A new report from the Chartered Institute of Procurement and Supply (CIPS) has found that delays of just 30 minutes at the Irish border and UK ports after Brexit could see one in ten British businesses going bankrupt.
The survey questioned over 1,300 EU and UK-based supply chain managers and a tenth of those at UK firms said bankruptcy would be an issue if goods were delayed between ten and 30 minutes at the border, the Guardian reports.
Some of the biggest companies in this country have now warned that tougher border controls could result in serious problems, including brands like Next and car manufacturers Jaguar Land Rover and Honda, which both rely on thousands of parts coming in from the EU every day.
It was also found that nearly a quarter of British businesses have plans in place to stockpile goods over worries about border delays and shortages of goods.
Economist at the CIPS John Glen said: “It’s such a potential car crash. Common sense has got to prevail. We need to have a two-year transition period and to get something sorted out during that. The idea of day-one no-deal is just crazy.”

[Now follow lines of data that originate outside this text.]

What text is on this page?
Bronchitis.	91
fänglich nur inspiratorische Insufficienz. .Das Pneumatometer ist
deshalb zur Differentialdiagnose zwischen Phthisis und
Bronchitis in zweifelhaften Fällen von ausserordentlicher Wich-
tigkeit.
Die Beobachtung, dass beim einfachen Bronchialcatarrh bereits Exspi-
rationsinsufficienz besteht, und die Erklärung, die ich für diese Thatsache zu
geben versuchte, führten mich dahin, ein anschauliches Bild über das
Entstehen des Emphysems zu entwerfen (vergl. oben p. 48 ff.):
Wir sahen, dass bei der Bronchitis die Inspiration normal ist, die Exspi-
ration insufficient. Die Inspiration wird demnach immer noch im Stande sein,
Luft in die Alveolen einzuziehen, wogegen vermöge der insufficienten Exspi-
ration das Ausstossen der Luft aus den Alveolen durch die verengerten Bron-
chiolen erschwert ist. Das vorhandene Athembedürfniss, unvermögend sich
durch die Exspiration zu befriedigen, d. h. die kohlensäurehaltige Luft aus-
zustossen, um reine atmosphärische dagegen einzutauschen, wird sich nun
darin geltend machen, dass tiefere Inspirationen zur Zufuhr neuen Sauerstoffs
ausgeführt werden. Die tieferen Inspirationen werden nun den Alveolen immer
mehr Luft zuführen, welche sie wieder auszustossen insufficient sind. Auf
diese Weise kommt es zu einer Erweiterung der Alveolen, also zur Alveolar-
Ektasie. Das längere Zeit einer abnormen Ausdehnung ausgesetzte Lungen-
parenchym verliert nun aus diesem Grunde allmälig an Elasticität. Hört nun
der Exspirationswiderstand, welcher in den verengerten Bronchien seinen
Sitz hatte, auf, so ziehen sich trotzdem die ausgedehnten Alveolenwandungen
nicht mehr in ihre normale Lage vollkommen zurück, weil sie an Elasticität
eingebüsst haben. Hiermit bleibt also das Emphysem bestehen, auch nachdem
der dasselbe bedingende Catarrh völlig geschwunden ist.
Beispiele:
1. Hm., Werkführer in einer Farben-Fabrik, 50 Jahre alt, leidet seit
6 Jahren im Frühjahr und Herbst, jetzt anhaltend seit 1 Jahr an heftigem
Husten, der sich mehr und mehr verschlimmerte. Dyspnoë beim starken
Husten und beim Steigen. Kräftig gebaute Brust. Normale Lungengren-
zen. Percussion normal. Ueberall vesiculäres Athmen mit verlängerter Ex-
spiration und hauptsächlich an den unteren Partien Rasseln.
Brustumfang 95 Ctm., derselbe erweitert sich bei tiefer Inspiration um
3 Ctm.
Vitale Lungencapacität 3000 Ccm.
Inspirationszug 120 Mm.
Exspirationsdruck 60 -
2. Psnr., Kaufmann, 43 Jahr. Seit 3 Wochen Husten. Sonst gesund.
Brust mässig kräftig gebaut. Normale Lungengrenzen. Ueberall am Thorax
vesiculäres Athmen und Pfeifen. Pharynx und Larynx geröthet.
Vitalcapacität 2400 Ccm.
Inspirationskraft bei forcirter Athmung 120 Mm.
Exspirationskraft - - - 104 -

Further research from the Confederation of British Industry shows that export order books faded to their weakest in almost 12 months, with manufacturing output on the wane – although both still above the long run average.
Head of economic intelligence Anna Leach said that fears and uncertainty surrounding a no-deal Brexit have led to some companies moving publicly from contingency plans to taking action. Efforts must now be made on all parts to secure the Withdrawal Agreement and the transition period in order to provide relief for businesses of all kinds and across all sectors.